The poems are from The Silence of Men. Here they are:
Light
In the dream, my life was smoke: I couldn’t breathe.
So I ran, unwrapping myself down the beach
till your skin, the ocean, lapped at my knees.
I dove in. Your voice was a current,
a melody gathering words to itself
for us to sing, and we sang them,
and they swirled around us, iridescent fish
bringing light to the world you were for me;
and then I was water, a river
washing the night from your flesh,
and I cradled your body rising in me
till you were clean, glowing,
and when you surfaced, glistening,
there was not an inch of you I didn’t cling to.
Ethics Of The Fathers
Moses received the Torah from Sinai
and passed it on to Joshua, who gave
it in his turn to The Elders, and love
or duty, or maybe both, explain why
we still hand it down, even if we die
doing so. The Church burned us alive,
the Romans did worse…but you who give
yourselves to goyishe women, you lie
with their gods as well, and so we cast you out.
The rabbi paused, whispered Come back, and left
the stage. No applause. Behind me, a man laughed.
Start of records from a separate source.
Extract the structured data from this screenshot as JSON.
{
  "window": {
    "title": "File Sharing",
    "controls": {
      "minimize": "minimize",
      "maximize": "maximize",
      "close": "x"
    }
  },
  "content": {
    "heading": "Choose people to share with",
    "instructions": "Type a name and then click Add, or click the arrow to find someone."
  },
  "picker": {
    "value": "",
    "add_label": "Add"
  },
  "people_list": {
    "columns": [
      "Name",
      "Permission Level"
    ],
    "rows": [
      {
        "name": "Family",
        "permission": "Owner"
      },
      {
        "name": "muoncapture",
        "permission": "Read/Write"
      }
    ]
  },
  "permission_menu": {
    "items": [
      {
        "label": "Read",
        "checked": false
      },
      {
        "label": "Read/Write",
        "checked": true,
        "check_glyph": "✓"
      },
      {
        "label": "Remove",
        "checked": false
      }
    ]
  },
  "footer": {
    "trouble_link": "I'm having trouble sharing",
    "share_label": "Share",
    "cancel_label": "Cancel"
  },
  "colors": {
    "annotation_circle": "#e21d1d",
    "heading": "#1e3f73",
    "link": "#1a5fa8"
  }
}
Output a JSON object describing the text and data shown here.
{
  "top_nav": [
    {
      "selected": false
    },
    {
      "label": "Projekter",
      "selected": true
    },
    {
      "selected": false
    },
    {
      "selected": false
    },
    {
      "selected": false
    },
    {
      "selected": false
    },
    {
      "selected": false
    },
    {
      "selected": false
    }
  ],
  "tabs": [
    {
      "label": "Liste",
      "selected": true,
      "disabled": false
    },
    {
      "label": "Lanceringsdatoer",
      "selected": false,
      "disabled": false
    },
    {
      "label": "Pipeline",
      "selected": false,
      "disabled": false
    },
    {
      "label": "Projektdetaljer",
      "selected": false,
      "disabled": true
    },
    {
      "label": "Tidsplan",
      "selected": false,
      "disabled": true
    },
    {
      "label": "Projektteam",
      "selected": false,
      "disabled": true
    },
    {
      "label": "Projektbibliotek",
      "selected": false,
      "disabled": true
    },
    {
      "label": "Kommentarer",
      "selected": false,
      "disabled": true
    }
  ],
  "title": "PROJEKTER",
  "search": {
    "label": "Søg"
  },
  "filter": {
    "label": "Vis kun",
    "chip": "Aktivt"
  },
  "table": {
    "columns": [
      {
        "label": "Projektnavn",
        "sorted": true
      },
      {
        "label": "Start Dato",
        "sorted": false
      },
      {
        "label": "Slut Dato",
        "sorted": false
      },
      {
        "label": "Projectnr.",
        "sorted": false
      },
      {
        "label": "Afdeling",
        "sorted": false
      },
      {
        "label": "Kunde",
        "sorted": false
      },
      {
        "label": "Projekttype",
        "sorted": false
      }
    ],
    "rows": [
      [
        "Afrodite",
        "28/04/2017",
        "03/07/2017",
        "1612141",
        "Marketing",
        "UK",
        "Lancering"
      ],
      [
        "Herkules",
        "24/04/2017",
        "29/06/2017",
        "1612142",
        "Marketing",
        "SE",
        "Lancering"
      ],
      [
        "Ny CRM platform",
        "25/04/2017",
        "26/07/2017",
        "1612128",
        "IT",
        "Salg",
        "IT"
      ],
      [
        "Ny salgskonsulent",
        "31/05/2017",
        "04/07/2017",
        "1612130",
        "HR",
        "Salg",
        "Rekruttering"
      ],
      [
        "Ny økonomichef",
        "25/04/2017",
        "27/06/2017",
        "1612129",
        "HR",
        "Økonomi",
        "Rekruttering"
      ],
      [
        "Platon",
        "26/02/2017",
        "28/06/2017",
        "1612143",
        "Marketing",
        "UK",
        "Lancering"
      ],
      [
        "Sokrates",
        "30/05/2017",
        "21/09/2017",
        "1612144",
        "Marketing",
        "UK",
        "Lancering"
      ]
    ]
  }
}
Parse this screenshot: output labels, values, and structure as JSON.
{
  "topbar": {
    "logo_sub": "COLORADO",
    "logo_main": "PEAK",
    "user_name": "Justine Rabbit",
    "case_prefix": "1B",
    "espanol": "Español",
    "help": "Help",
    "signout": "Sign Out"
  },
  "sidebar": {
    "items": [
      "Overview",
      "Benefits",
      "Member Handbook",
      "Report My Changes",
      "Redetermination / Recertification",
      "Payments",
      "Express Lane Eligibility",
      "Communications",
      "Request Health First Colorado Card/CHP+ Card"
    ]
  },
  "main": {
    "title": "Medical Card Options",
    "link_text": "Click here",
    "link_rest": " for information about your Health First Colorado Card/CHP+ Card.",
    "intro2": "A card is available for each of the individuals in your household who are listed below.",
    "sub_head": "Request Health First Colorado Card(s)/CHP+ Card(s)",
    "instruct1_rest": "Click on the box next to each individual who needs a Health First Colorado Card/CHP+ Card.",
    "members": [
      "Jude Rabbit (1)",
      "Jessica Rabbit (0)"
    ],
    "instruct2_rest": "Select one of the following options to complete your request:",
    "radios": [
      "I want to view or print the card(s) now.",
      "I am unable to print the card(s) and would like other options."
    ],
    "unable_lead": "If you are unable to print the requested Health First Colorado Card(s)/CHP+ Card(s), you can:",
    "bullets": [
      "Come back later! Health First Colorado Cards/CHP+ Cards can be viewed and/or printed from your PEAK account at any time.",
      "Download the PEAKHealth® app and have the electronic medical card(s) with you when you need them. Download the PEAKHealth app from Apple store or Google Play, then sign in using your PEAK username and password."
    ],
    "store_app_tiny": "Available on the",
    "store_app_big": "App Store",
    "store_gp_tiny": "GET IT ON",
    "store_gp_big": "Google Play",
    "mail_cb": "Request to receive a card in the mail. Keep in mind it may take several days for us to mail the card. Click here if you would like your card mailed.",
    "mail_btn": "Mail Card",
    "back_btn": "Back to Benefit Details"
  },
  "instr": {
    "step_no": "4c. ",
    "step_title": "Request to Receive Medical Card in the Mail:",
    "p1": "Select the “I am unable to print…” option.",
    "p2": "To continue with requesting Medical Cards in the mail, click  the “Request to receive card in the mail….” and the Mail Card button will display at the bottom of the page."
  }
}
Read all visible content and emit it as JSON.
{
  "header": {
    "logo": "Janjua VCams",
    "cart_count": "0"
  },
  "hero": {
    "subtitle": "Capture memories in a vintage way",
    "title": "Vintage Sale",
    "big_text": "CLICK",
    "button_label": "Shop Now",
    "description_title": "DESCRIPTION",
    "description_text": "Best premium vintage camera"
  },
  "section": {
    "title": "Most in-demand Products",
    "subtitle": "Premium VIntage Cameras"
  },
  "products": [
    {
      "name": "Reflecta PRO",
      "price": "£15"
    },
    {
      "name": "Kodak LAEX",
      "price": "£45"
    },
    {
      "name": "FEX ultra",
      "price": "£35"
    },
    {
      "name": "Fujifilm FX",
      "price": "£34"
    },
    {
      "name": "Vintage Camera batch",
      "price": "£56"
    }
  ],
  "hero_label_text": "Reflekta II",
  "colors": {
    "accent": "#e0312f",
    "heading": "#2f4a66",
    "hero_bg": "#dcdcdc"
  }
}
Beside me, a woman squirmed in her seat.
In love, my love, I’ve given myself to you,
neither god nor goddess, and not a Jew.
After Drought
Knees rooted in the bed on either side
of your belly, my body’s a stalk of wheat
bent in summer wind, a bamboo shoot
rising, an orchid, and then all at once a cloud
swelling, a swallow sculpting air, a freed
white dove. You pull me down, but you are hot
beneath me, and the gust that is my own heat
lifts me away: I’m not ready. Outside,
footsteps, voices. Two men. Giggling, we pull
the sheet around us till they pass, but if someone
does see, what will they have seen? A couple
making love. No. More than that: They will
have seen the coming of the rain; they will
have seen us bathe in it, and they will say Amen.
Lovely. Hope to see you at a reading soon.